Torture is specifically forbidden in war time Mr Harper. Article 12 of the First Geneva Convention, mandates that wounded and sick soldiers who are out of the battle should be humanely treated, and in particular should not be killed, injured, tortured, or subjected to biological experimentation. This article is the keystone of the treaty, and defines the principles from which most of the rest the treaty is derived.
Article 15 mandates that wounded and sick soldiers should be collected, cared for, and protected, though they may also become prisoners of war.

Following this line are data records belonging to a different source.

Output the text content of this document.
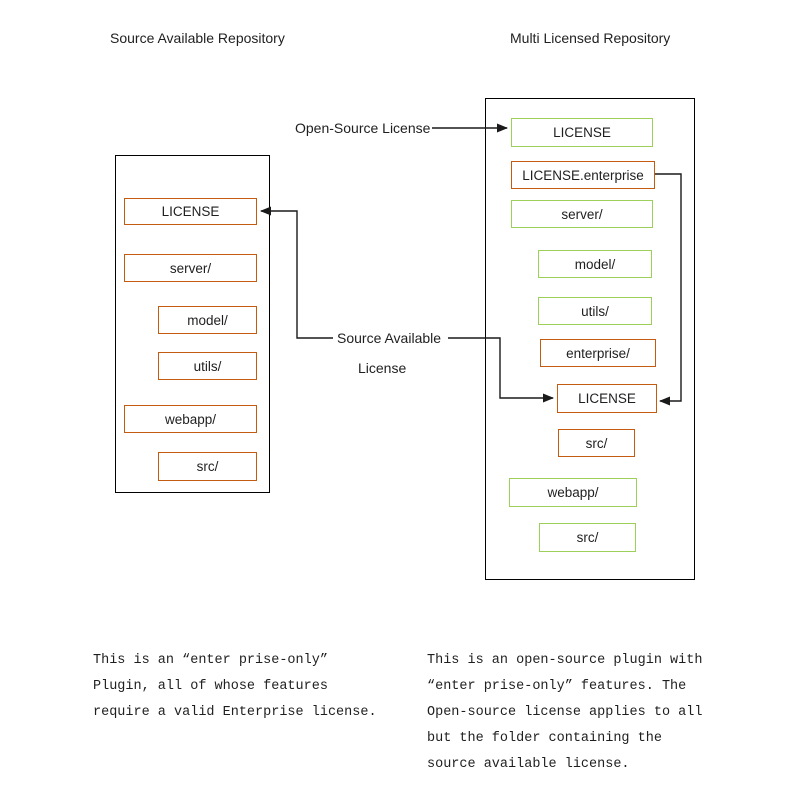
Source Available Repository	Multi Licensed Repository
LICENSE
server/
model/
utils/
webapp/
src/
LICENSE
LICENSE.enterprise
server/
model/
utils/
enterprise/
LICENSE
src/
webapp/
src/
Open-Source License
Source Available
License
This is an “enter prise-only”
Plugin, all of whose features
require a valid Enterprise license.
This is an open-source plugin with
“enter prise-only” features. The
Open-source license applies to all
but the folder containing the
source available license.
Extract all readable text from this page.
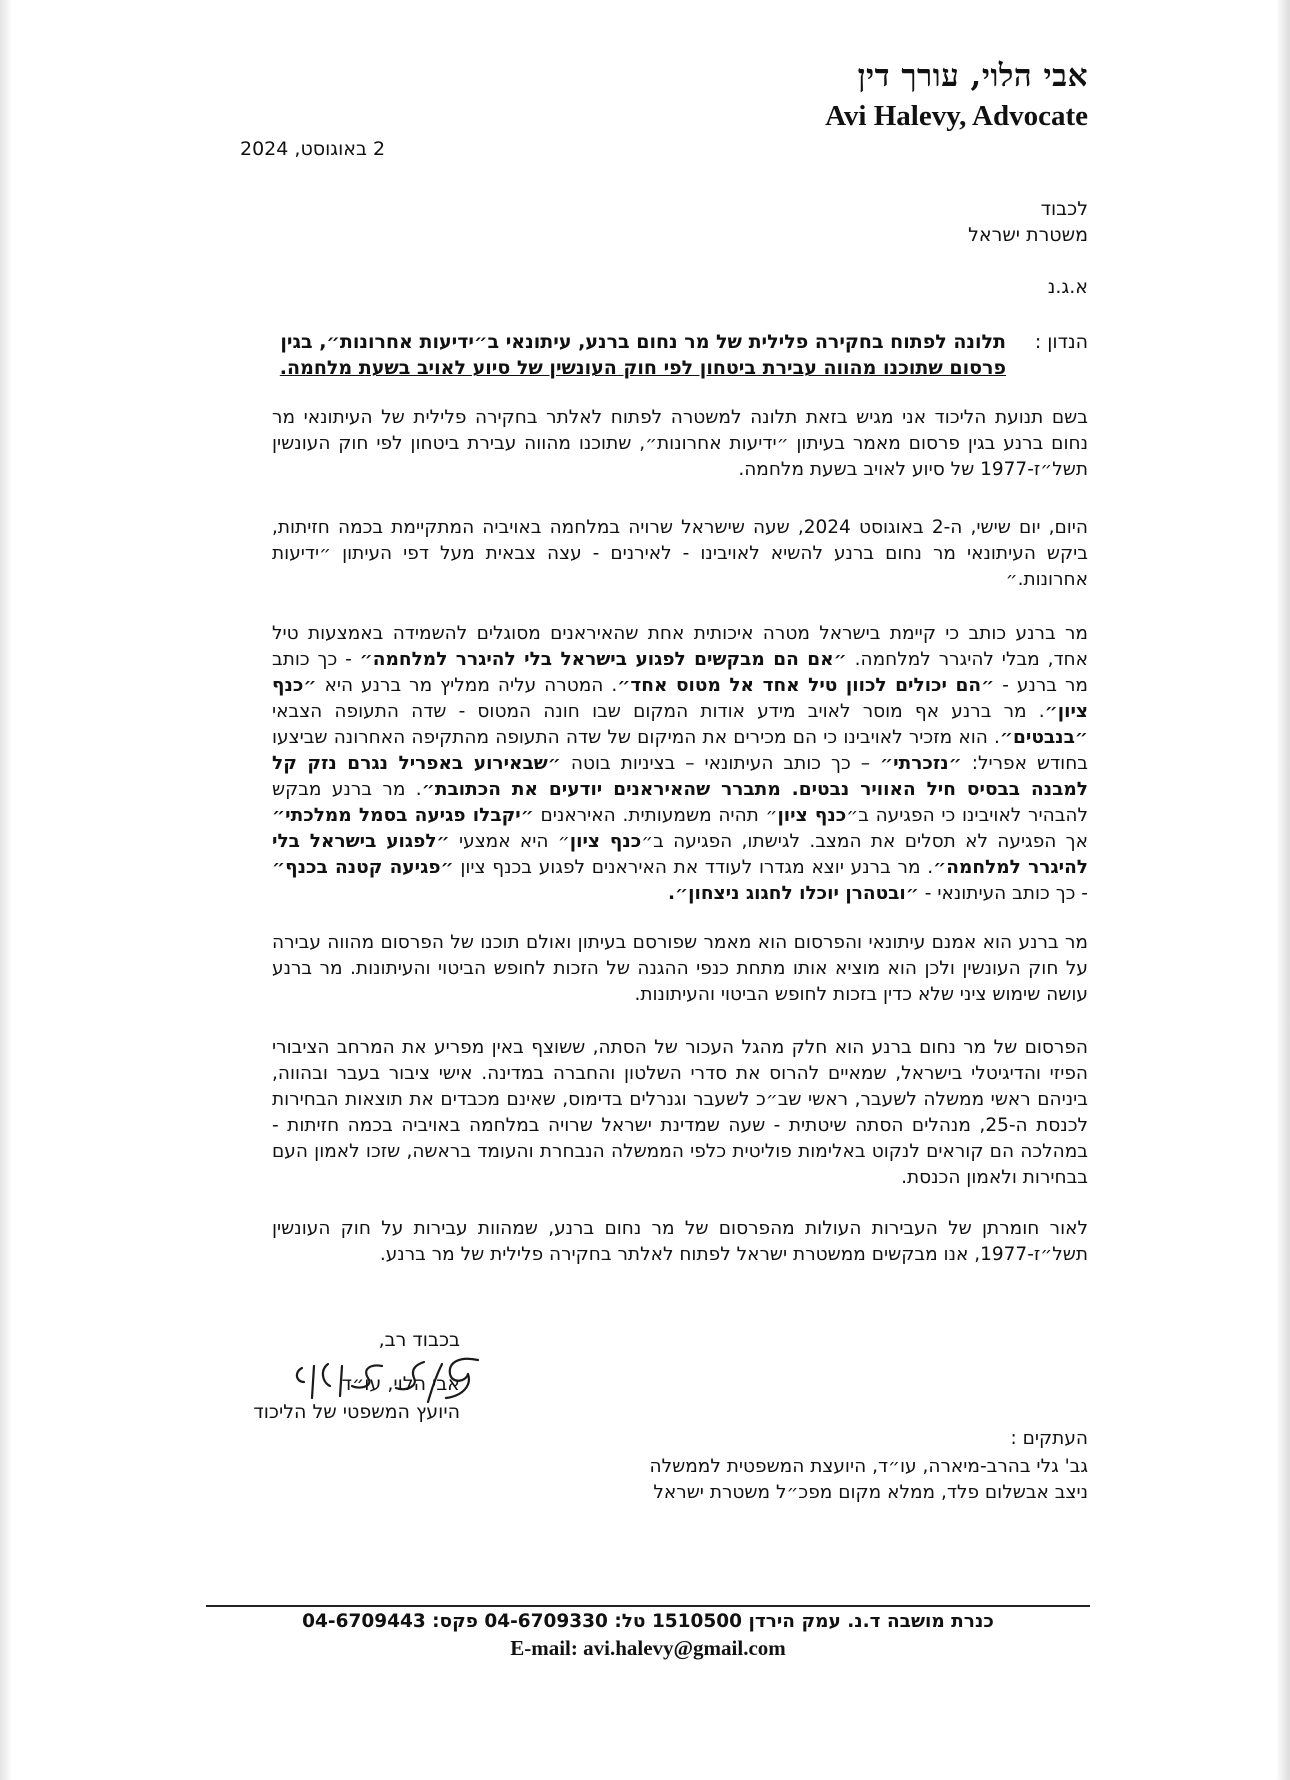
אבי הלוי, עורך דין
Avi Halevy, Advocate
2 באוגוסט, 2024
לכבוד
משטרת ישראל
א.ג.נ
הנדון :
תלונה לפתוח בחקירה פלילית של מר נחום ברנע, עיתונאי ב״ידיעות אחרונות״, בגין
פרסום שתוכנו מהווה עבירת ביטחון לפי חוק העונשין של סיוע לאויב בשעת מלחמה.
בשם תנועת הליכוד אני מגיש בזאת תלונה למשטרה לפתוח לאלתר בחקירה פלילית של העיתונאי מר נחום ברנע בגין פרסום מאמר בעיתון ״ידיעות אחרונות״, שתוכנו מהווה עבירת ביטחון לפי חוק העונשין תשל״ז-1977 של סיוע לאויב בשעת מלחמה.
היום, יום שישי, ה-2 באוגוסט 2024, שעה שישראל שרויה במלחמה באויביה המתקיימת בכמה חזיתות, ביקש העיתונאי מר נחום ברנע להשיא לאויבינו - לאירנים - עצה צבאית מעל דפי העיתון ״ידיעות אחרונות.״
מר ברנע כותב כי קיימת בישראל מטרה איכותית אחת שהאיראנים מסוגלים להשמידה באמצעות טיל אחד, מבלי להיגרר למלחמה. ״אם הם מבקשים לפגוע בישראל בלי להיגרר למלחמה״ - כך כותב מר ברנע - ״הם יכולים לכוון טיל אחד אל מטוס אחד״. המטרה עליה ממליץ מר ברנע היא ״כנף ציון״. מר ברנע אף מוסר לאויב מידע אודות המקום שבו חונה המטוס - שדה התעופה הצבאי ״בנבטים״. הוא מזכיר לאויבינו כי הם מכירים את המיקום של שדה התעופה מהתקיפה האחרונה שביצעו בחודש אפריל: ״נזכרתי״ – כך כותב העיתונאי – בציניות בוטה ״שבאירוע באפריל נגרם נזק קל למבנה בבסיס חיל האוויר נבטים. מתברר שהאיראנים יודעים את הכתובת״. מר ברנע מבקש להבהיר לאויבינו כי הפגיעה ב״כנף ציון״ תהיה משמעותית. האיראנים ״יקבלו פגיעה בסמל ממלכתי״ אך הפגיעה לא תסלים את המצב. לגישתו, הפגיעה ב״כנף ציון״ היא אמצעי ״לפגוע בישראל בלי להיגרר למלחמה״. מר ברנע יוצא מגדרו לעודד את האיראנים לפגוע בכנף ציון ״פגיעה קטנה בכנף״ - כך כותב העיתונאי - ״ובטהרן יוכלו לחגוג ניצחון״.
מר ברנע הוא אמנם עיתונאי והפרסום הוא מאמר שפורסם בעיתון ואולם תוכנו של הפרסום מהווה עבירה על חוק העונשין ולכן הוא מוציא אותו מתחת כנפי ההגנה של הזכות לחופש הביטוי והעיתונות. מר ברנע עושה שימוש ציני שלא כדין בזכות לחופש הביטוי והעיתונות.
הפרסום של מר נחום ברנע הוא חלק מהגל העכור של הסתה, ששוצף באין מפריע את המרחב הציבורי הפיזי והדיגיטלי בישראל, שמאיים להרוס את סדרי השלטון והחברה במדינה. אישי ציבור בעבר ובהווה, ביניהם ראשי ממשלה לשעבר, ראשי שב״כ לשעבר וגנרלים בדימוס, שאינם מכבדים את תוצאות הבחירות לכנסת ה-25, מנהלים הסתה שיטתית - שעה שמדינת ישראל שרויה במלחמה באויביה בכמה חזיתות - במהלכה הם קוראים לנקוט באלימות פוליטית כלפי הממשלה הנבחרת והעומד בראשה, שזכו לאמון העם בבחירות ולאמון הכנסת.
לאור חומרתן של העבירות העולות מהפרסום של מר נחום ברנע, שמהוות עבירות על חוק העונשין תשל״ז-1977, אנו מבקשים ממשטרת ישראל לפתוח לאלתר בחקירה פלילית של מר ברנע.
בכבוד רב,
אבי הלוי, עו״ד
היועץ המשפטי של הליכוד
העתקים :
גב' גלי בהרב-מיארה, עו״ד, היועצת המשפטית לממשלה
ניצב אבשלום פלד, ממלא מקום מפכ״ל משטרת ישראל
כנרת מושבה ד.נ. עמק הירדן 1510500 טל: 04-6709330 פקס: 04-6709443
E-mail: avi.halevy@gmail.com
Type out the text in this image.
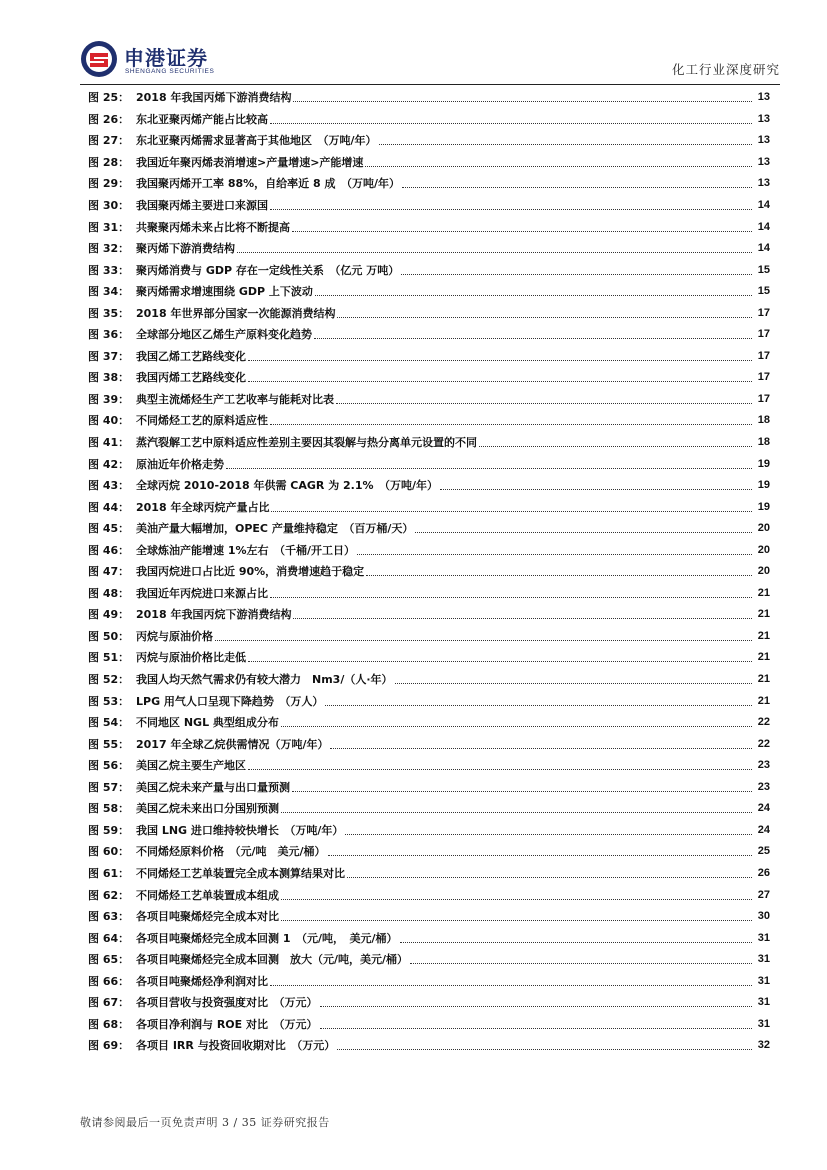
申港证券
SHENGANG SECURITIES	化工行业深度研究
图 25： 2018 年我国丙烯下游消费结构	13
图 26： 东北亚聚丙烯产能占比较高	13
图 27： 东北亚聚丙烯需求显著高于其他地区　（万吨/年）	13
图 28： 我国近年聚丙烯表消增速>产量增速>产能增速	13
图 29： 我国聚丙烯开工率 88%，自给率近 8 成　（万吨/年）	13
图 30： 我国聚丙烯主要进口来源国	14
图 31： 共聚聚丙烯未来占比将不断提高	14
图 32： 聚丙烯下游消费结构	14
图 33： 聚丙烯消费与 GDP 存在一定线性关系　（亿元 万吨）	15
图 34： 聚丙烯需求增速围绕 GDP 上下波动	15
图 35： 2018 年世界部分国家一次能源消费结构	17
图 36： 全球部分地区乙烯生产原料变化趋势	17
图 37： 我国乙烯工艺路线变化	17
图 38： 我国丙烯工艺路线变化	17
图 39： 典型主流烯烃生产工艺收率与能耗对比表	17
图 40： 不同烯烃工艺的原料适应性	18
图 41： 蒸汽裂解工艺中原料适应性差别主要因其裂解与热分离单元设置的不同	18
图 42： 原油近年价格走势	19
图 43： 全球丙烷 2010-2018 年供需 CAGR 为 2.1%　（万吨/年）	19
图 44： 2018 年全球丙烷产量占比	19
图 45： 美油产量大幅增加，OPEC 产量维持稳定　（百万桶/天）	20
图 46： 全球炼油产能增速 1%左右　（千桶/开工日）	20
图 47： 我国丙烷进口占比近 90%，消费增速趋于稳定	20
图 48： 我国近年丙烷进口来源占比	21
图 49： 2018 年我国丙烷下游消费结构	21
图 50： 丙烷与原油价格	21
图 51： 丙烷与原油价格比走低	21
图 52： 我国人均天然气需求仍有较大潜力　Nm3/（人·年）	21
图 53： LPG 用气人口呈现下降趋势　（万人）	21
图 54： 不同地区 NGL 典型组成分布	22
图 55： 2017 年全球乙烷供需情况（万吨/年）	22
图 56： 美国乙烷主要生产地区	23
图 57： 美国乙烷未来产量与出口量预测	23
图 58： 美国乙烷未来出口分国别预测	24
图 59： 我国 LNG 进口维持较快增长　（万吨/年）	24
图 60： 不同烯烃原料价格　（元/吨　美元/桶）	25
图 61： 不同烯烃工艺单装置完全成本测算结果对比	26
图 62： 不同烯烃工艺单装置成本组成	27
图 63： 各项目吨聚烯烃完全成本对比	30
图 64： 各项目吨聚烯烃完全成本回测 1　（元/吨，　美元/桶）	31
图 65： 各项目吨聚烯烃完全成本回测　放大（元/吨，美元/桶）	31
图 66： 各项目吨聚烯烃净利润对比	31
图 67： 各项目营收与投资强度对比　（万元）	31
图 68： 各项目净利润与 ROE 对比　（万元）	31
图 69： 各项目 IRR 与投资回收期对比　（万元）	32
敬请参阅最后一页免责声明 3 / 35 证券研究报告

Article 3 of Third Geneva Convention has been called a “Convention in miniature.” It is the only article of the Geneva Conventions that applies in non-international conflicts. It describes minimal protections which must be adhered to by all individuals within a signatory’s territory during an armed conflict not of an international character (regardless of citizenship or lack thereof): Noncombatants, combatants who have laid down their arms, and combatants who are hors de combat (out of the fight) due to wounds, detention, or any other cause shall in all circumstances be treated humanely, including prohibition of outrages upon personal dignity, in particular humiliating and degrading treatment. The passing of sentences must also be pronounced by a regularly constituted court, affording all the judicial guarantees which are recognized as indispensable by civilized peoples. Article 3’s protections exist even if one is not classified as a prisoner of war. Article 3 also states that parties to the internal conflict should endeavour to bring into force, by means of special agreements, all or part of the other provisions of GCIII.
By providing damning new evidence of the Stephen Harper’s government’s and state’s complicity in torture, Malgarai’s testimony sheds further light on the motivations behind the government’s lying, stonewalling and ever-widening attack on parliamentary norms and democratic rights.